Supermajor Financials: Q2 2019

  • ExxonMobil – Revenue (US$69.1 billion, down 6% y-o-y), Net profit (US$3.1 billion, down 22.5% y-o-y)
  • Shell - Revenue (US$90.5 billion, down 6.5% y-o-y), Net profit (US$3 billion, down 50% y-o-y)
  • Chevron – Revenue (US$36.3 billion, down 10.4% y-o-y), Net profit (US$4.3 billion, up 26% y-o-y)
  • BP - Revenue (US$73.7 billion, down 4.11% y-o-y), Net profit (US$2.8 billion, flat y-o-y)
  • Total - Revenue (US$51.2 billion, down 2.5% y-o-y), Net profit (US$2.89 billion, down 18.6% y-o-y)
August, 14 2019
TODAY IN ENERGY: Australia is on track to become world’s largest LNG exporter

LNG exports from selected countries

Source: U.S. Energy Information Administration, CEDIGAZ, Global Trade Tracker

Australia is on track to surpass Qatar as the world’s largest liquefied natural gas (LNG) exporter, according to Australia’s Department of Industry, Innovation, and Science (DIIS). Australia already surpasses Qatar in LNG export capacity and exported more LNG than Qatar in November 2018 and April 2019. Within the next year, as Australia’s newly commissioned projects ramp up and operate at full capacity, EIA expects Australia to consistently export more LNG than Qatar.

Australia’s LNG export capacity increased from 2.6 billion cubic feet per day (Bcf/d) in 2011 to more than 11.4 Bcf/d in 2019. Australia’s DIIS forecasts that Australian LNG exports will grow to 10.8 Bcf/d by 2020–21 once the recently commissioned Wheatstone, Ichthys, and Prelude floating LNG (FLNG) projects ramp up to full production. Prelude FLNG, a barge located offshore in northwestern Australia, was the last of the eight new LNG export projects that came online in Australia in 2012 through 2018 as part of a major LNG capacity buildout.

Australia LNG export capacity

Source: U.S. Energy Information Administration, based on International Group of Liquefied Natural Gas Importers (GIIGNL), trade press
Note: Project’s online date reflects shipment of the first LNG cargo. North West Shelf Trains 1–2 have been in operation since 1989, Train 3 since 1992, Train 4 since 2004, and Train 5 since 2008.

Starting in 2012, five LNG export projects were developed in northwestern Australia: onshore projects Pluto, Gorgon, Wheatstone, and Ichthys, and the offshore Prelude FLNG. The total LNG export capacity in northwestern Australia is now 8.1 Bcf/d.
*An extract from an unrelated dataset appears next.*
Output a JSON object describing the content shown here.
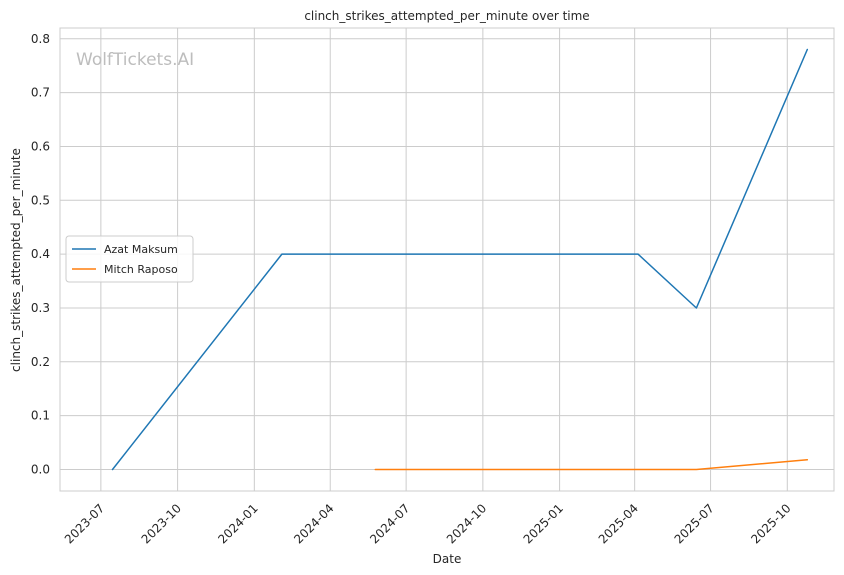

In eastern Australia, three LNG export projects were completed in 2015 and 2016 on Curtis Island in Queensland—Queensland Curtis, Gladstone, and Australia Pacific—with a combined nameplate capacity of 3.4 Bcf/d. All three projects in eastern Australia use natural gas from coalbed methane as a feedstock to produce LNG.

Australia LNG projects

Source: U.S. Energy Information Administration

Most of Australia’s LNG is exported under long-term contracts to three countries: Japan, China, and South Korea. An increasing share of Australia’s LNG exports in recent years has been sent to China to serve its growing natural gas demand. The remaining volumes were almost entirely exported to other countries in Asia, with occasional small volumes exported to destinations outside of Asia.
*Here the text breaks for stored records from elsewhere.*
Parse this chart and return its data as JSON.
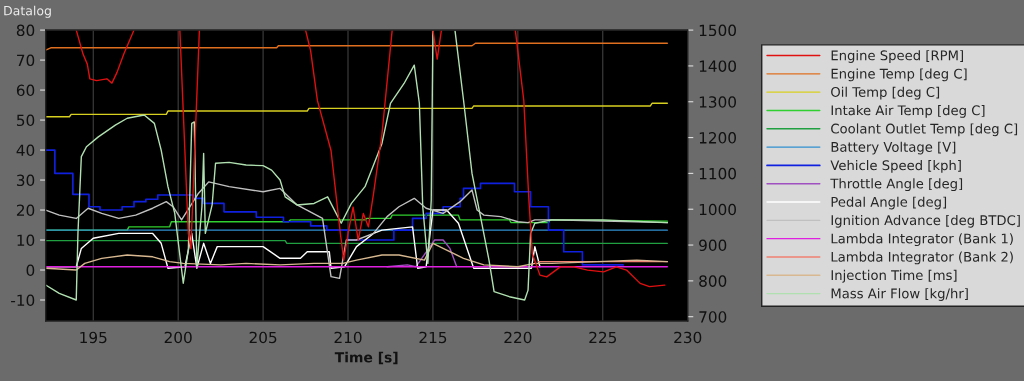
{
  "chart_data": {
    "type": "line",
    "title": "Datalog",
    "xlabel": "Time [s]",
    "xlim": [
      192.2,
      230
    ],
    "xticks": [
      195,
      200,
      205,
      210,
      215,
      220,
      225,
      230
    ],
    "ylim": [
      -17,
      80
    ],
    "yticks": [
      -10,
      0,
      10,
      20,
      30,
      40,
      50,
      60,
      70,
      80
    ],
    "y2lim": [
      688,
      1500
    ],
    "y2ticks": [
      700,
      800,
      900,
      1000,
      1100,
      1200,
      1300,
      1400,
      1500
    ],
    "grid": "x",
    "legend": "right",
    "series": [
      {
        "name": "Engine Speed [RPM]",
        "color": "#e01010",
        "axis": "y2",
        "x": [
          194.0,
          194.4,
          194.65,
          194.8,
          195.2,
          195.8,
          196.1,
          196.4,
          196.8,
          197.4,
          199.0,
          200.1,
          200.6,
          200.75,
          201.25,
          204.0,
          207.5,
          207.8,
          208.2,
          209.0,
          209.55,
          209.75,
          210.0,
          210.3,
          210.6,
          210.9,
          211.2,
          211.5,
          212.0,
          212.6,
          214.0,
          215.0,
          215.25,
          215.5,
          218.0,
          219.85,
          220.35,
          220.65,
          220.85,
          221.3,
          221.7,
          222.5,
          223.3,
          224.1,
          225.05,
          225.8,
          226.4,
          227.2,
          227.75,
          228.65
        ],
        "values": [
          1500,
          1433,
          1405,
          1364,
          1359,
          1364,
          1352,
          1382,
          1433,
          1500,
          null,
          1500,
          932,
          890,
          1500,
          null,
          1500,
          1442,
          1303,
          1164,
          932,
          858,
          932,
          1006,
          913,
          988,
          951,
          1043,
          1210,
          1500,
          null,
          1500,
          1419,
          1500,
          null,
          1500,
          1303,
          1025,
          876,
          816,
          811,
          839,
          839,
          830,
          825,
          839,
          830,
          793,
          784,
          788
        ]
      },
      {
        "name": "Engine Temp [deg C]",
        "color": "#e07020",
        "x": [
          192.2,
          192.5,
          205.8,
          205.9,
          217.3,
          217.5,
          228.8
        ],
        "values": [
          73.3,
          74.1,
          74.1,
          74.8,
          74.8,
          75.6,
          75.6
        ]
      },
      {
        "name": "Oil Temp [deg C]",
        "color": "#d8d020",
        "x": [
          192.2,
          193.6,
          193.7,
          199.3,
          199.4,
          207.6,
          207.7,
          217.3,
          217.4,
          227.8,
          227.9,
          228.8
        ],
        "values": [
          51.1,
          51.1,
          51.9,
          51.9,
          53.0,
          53.0,
          53.9,
          53.9,
          54.7,
          54.7,
          55.6,
          55.6
        ]
      },
      {
        "name": "Intake Air Temp [deg C]",
        "color": "#30d030",
        "x": [
          192.2,
          197.0,
          197.1,
          199.5,
          199.6,
          206.5,
          206.6,
          211.0,
          211.1,
          212.5,
          212.6,
          216.5,
          216.6,
          219.5,
          219.6,
          221.8,
          221.9,
          228.8
        ],
        "values": [
          13.3,
          13.3,
          14.4,
          14.4,
          16.1,
          16.1,
          16.7,
          16.7,
          17.2,
          17.2,
          18.3,
          18.3,
          16.7,
          16.7,
          15.8,
          15.8,
          16.7,
          16.3
        ]
      },
      {
        "name": "Coolant Outlet Temp [deg C]",
        "color": "#20a040",
        "x": [
          192.2,
          206.3,
          206.4,
          228.8
        ],
        "values": [
          9.8,
          9.8,
          8.9,
          8.9
        ]
      },
      {
        "name": "Battery Voltage [V]",
        "color": "#3090d0",
        "x": [
          192.2,
          228.8
        ],
        "values": [
          13.3,
          13.3
        ]
      },
      {
        "name": "Vehicle Speed [kph]",
        "color": "#1020e0",
        "type": "step",
        "x": [
          192.2,
          192.74,
          193.8,
          194.75,
          195.4,
          196.7,
          197.4,
          198.1,
          198.8,
          200.9,
          201.5,
          202.7,
          204.6,
          206.2,
          207.8,
          208.75,
          210.0,
          212.7,
          213.8,
          214.6,
          215.6,
          216.6,
          216.8,
          217.8,
          219.8,
          220.75,
          221.8,
          222.7,
          223.8,
          224.9,
          226.2
        ],
        "values": [
          40,
          32.2,
          25.2,
          21.1,
          20,
          21.1,
          22.8,
          23.6,
          25,
          23.9,
          22.2,
          19.4,
          17.6,
          16.1,
          14.7,
          13.3,
          10,
          13.3,
          17.2,
          18.9,
          21.1,
          23.9,
          27.2,
          28.9,
          26.1,
          21.1,
          13.3,
          6.1,
          1.7,
          1.7,
          1.7
        ]
      },
      {
        "name": "Throttle Angle [deg]",
        "color": "#a050c0",
        "x": [
          212.3,
          213.5,
          214.0,
          215.1,
          215.6,
          216.0,
          216.4
        ],
        "values": [
          1.1,
          1.7,
          1.1,
          10,
          10,
          7.2,
          1.1
        ]
      },
      {
        "name": "Pedal Angle [deg]",
        "color": "#ffffff",
        "x": [
          192.2,
          194.0,
          194.3,
          195.0,
          196.5,
          198.5,
          199.0,
          199.4,
          200.4,
          200.8,
          201.1,
          201.5,
          201.9,
          202.3,
          205.0,
          206.0,
          207.2,
          207.6,
          208.9,
          209.0,
          209.8,
          210.5,
          211.5,
          212.0,
          213.8,
          214.1,
          214.6,
          215.0,
          215.8,
          216.5,
          217.1,
          217.4,
          220.8,
          221.0,
          221.3
        ],
        "values": [
          1.1,
          1.1,
          7.2,
          10.6,
          12.2,
          12.2,
          8.9,
          0.6,
          1.1,
          12.2,
          0.6,
          8.9,
          2.2,
          7.8,
          7.8,
          3.9,
          3.9,
          6.1,
          6.1,
          0.6,
          1.1,
          7.8,
          12.2,
          13.3,
          14.4,
          0.6,
          1.1,
          20,
          20,
          15.6,
          5.6,
          0.6,
          0.6,
          7.8,
          1.1
        ]
      },
      {
        "name": "Ignition Advance [deg BTDC]",
        "color": "#c0c0c0",
        "x": [
          192.2,
          193.0,
          194.0,
          194.7,
          195.5,
          196.5,
          197.5,
          198.5,
          199.3,
          199.7,
          200.2,
          201.2,
          201.8,
          203.0,
          205.0,
          206.0,
          207.0,
          208.5,
          209.0,
          209.5,
          209.9,
          210.5,
          211.5,
          212.3,
          213.0,
          213.9,
          214.6,
          215.6,
          216.6,
          217.3,
          217.6,
          218.0,
          219.0,
          220.0,
          220.6,
          221.0,
          222.0,
          228.8
        ],
        "values": [
          20,
          18.3,
          17.2,
          20.6,
          18.9,
          17.2,
          18.3,
          20.6,
          22.8,
          21.1,
          16.7,
          25.6,
          29.4,
          27.8,
          26.1,
          27.2,
          21.7,
          17.2,
          -2.2,
          -2.8,
          10,
          10,
          12.2,
          17.8,
          21.1,
          23.9,
          20.6,
          18.9,
          22.8,
          26.7,
          20,
          18.3,
          17.8,
          16.1,
          15.8,
          16.7,
          16.7,
          15.8
        ]
      },
      {
        "name": "Lambda Integrator (Bank 1)",
        "color": "#e020e0",
        "x": [
          192.2,
          228.8
        ],
        "values": [
          1.1,
          1.1
        ]
      },
      {
        "name": "Lambda Integrator (Bank 2)",
        "color": "#f08070",
        "x": [
          221.2,
          228.8
        ],
        "values": [
          2.8,
          2.8
        ]
      },
      {
        "name": "Injection Time [ms]",
        "color": "#d8b890",
        "x": [
          192.2,
          194.0,
          194.5,
          195.5,
          197.0,
          198.5,
          199.5,
          200.3,
          202.5,
          204.0,
          206.0,
          208.0,
          209.7,
          210.5,
          212.0,
          213.0,
          214.5,
          215.0,
          215.6,
          216.8,
          218.0,
          220.0,
          221.0,
          222.0,
          227.0,
          228.8
        ],
        "values": [
          0.6,
          0,
          2.2,
          3.9,
          5,
          4.4,
          2.8,
          2.2,
          1.7,
          2.2,
          1.7,
          2.2,
          2.2,
          3.3,
          5,
          5,
          3.3,
          8.9,
          7.2,
          3.9,
          1.7,
          1.1,
          2.2,
          2.2,
          3.3,
          2.8
        ]
      },
      {
        "name": "Mass Air Flow [kg/hr]",
        "color": "#b0e0b0",
        "x": [
          192.2,
          193.0,
          194.0,
          194.1,
          194.3,
          194.6,
          195.3,
          196.3,
          197.0,
          198.0,
          198.6,
          199.0,
          199.4,
          199.8,
          200.3,
          200.6,
          200.8,
          200.95,
          201.1,
          201.4,
          201.5,
          201.6,
          202.0,
          202.2,
          203.0,
          204.0,
          205.0,
          205.5,
          206.0,
          206.3,
          207.0,
          208.0,
          208.8,
          209.3,
          209.6,
          210.2,
          211.0,
          212.0,
          212.5,
          213.3,
          213.9,
          214.2,
          214.4,
          214.7,
          214.9,
          215.0,
          215.6,
          216.3,
          216.8,
          217.3,
          217.8,
          218.3,
          218.6,
          219.5,
          220.4,
          220.6,
          220.75,
          221.0,
          222.0,
          225.0,
          228.8
        ],
        "values": [
          -5,
          -7.8,
          -10,
          12.2,
          37.8,
          41.1,
          44.4,
          48.3,
          50.6,
          51.7,
          48.9,
          40,
          27.8,
          18.9,
          -4.4,
          6.7,
          48.9,
          49.4,
          1.1,
          21.1,
          38.9,
          12.2,
          21.7,
          35.6,
          35.9,
          35,
          34.8,
          33.3,
          30,
          24.4,
          21.7,
          22.2,
          24.4,
          18.9,
          15.6,
          22.2,
          27.8,
          42.2,
          55.6,
          62.2,
          68.3,
          55.6,
          21.1,
          2.2,
          23.3,
          79.8,
          null,
          79.8,
          56.7,
          32.2,
          17.8,
          3.3,
          -7.2,
          -8.9,
          -10,
          -6.7,
          12.2,
          15.6,
          16.7,
          16.7,
          15.8
        ]
      }
    ]
  }
}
Australia LNG exports by destination country

Source: U.S. Energy Information Administration, based on International Group of Liquefied Natural Gas Importers (GIIGNL)

For several years, Australia’s natural gas markets in eastern states have been experiencing natural gas shortages and increasing prices because coal-bed methane production at some LNG export facilities in Queensland has not been meeting LNG export commitments. During these shortfalls, project developers have been supplementing their own production with natural gas purchased from the domestic market. The Australian government implemented several initiatives to address domestic natural gas production shortages in eastern states.

Several private companies proposed to develop LNG import terminals in southeastern Australia. Of the five proposed LNG import projects, Port Kembla LNG (proposed import capacity of 0.3 Bcf/d) is in the most advanced stage, having secured the necessary siting permits and an offtake contract with Australian customers. If built, the Port Kembla project will use the floating storage and regasification unit (FSRU) Höegh Galleon starting in January 2021.